Wensleydale, where I live, escaped a major invasion of foot-and-mouth, but still suffered its effects. Particularly affected were the farmers' wives. They were prisoners in their farmhouses, and were denied the daily and weekly rituals - shopping, the WI, the village-hall socials, church and chapel. Now, as life tries to get back to normal, these women are worried stiff by another scare - they live in the lee of two mighty military bases, Catterick and RAF Leeming, not to mention the Golf Balls of Menwith Hill, which peer menacingly over Nidderdale.
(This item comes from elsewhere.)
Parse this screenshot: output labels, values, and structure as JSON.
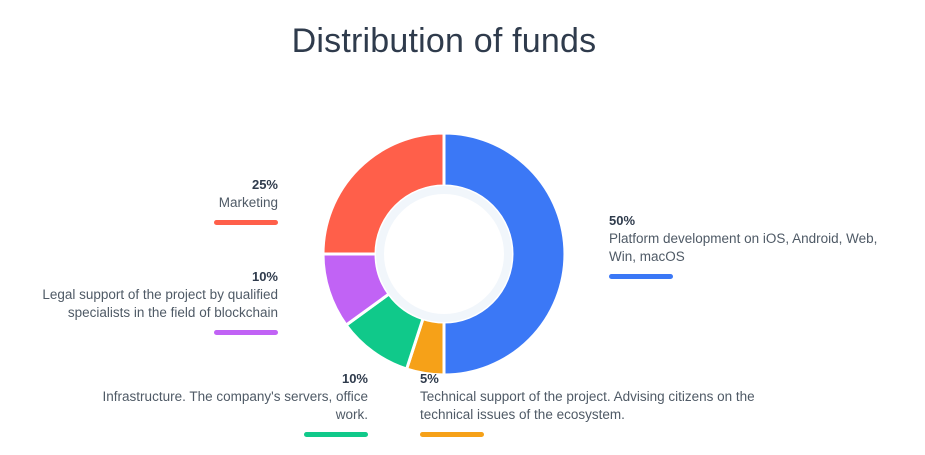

A distant war against terror that could come very close to home is the final straw in a horrendous year for country folk.
I was thrilled to be asked to open a new bandstand in Ilkley. As I sat among the Rotarians, the Lord Mayor, the town mayor and the local MP, Ann Cryer, I was amused to hear myself introduced thus: "A big welcome for our local celebrity, Mr Roger Whiteley." I'm used to this. For the first two years of my career at Yorkshire Television, my boss, Donald Baverstock, called me David, in spite of my appearing on his screen every night. They got it right on the plaque, and it's nice to know that my name will live on - even though they are setting it into the pavement. Come to Ilkley and walk on Whiteley. It could certainly draw the crowds.
I have had close encounters of the royal kind with two ladies recently - well, one was royal and apparently is no longer, and one might be some day. I refer to the Duchess of York and Camilla Parker Bowles. I was seated next to Parker Bowles at a charity dinner at Highgrove. The boss wasn't there, having fallen off his polo pony. I now want to be vice-president of her fan club, presuming he is president. She is natural, unassuming, gossipy, witty, self-deprecating, thoroughly comfortable and, yes, attractive. She should get out more, then people would discover what she's really like. Take as you find, as we say in Yorkshire.
So with the Duchess. She can make a charity night go with a zizz - she is spontaneous and sparky. At an awards ceremony we co-hosted in Yorkshire, she announced herself Judy to my Richard. When Kevin Darley came for his award as Champion Jockey, she said she knew how Nicole Kidman would feel about Tom Cruise. At the auction, two copies of my book (Himoff!: memoirs of a TV matinee idle, £16.99) sold for £1,000 each.
Telling my 82-year-old mother about this later, she was amazed. "Couldn't they buy it in the shops?" she asked. 'Fraid so! Three remarkable ladies.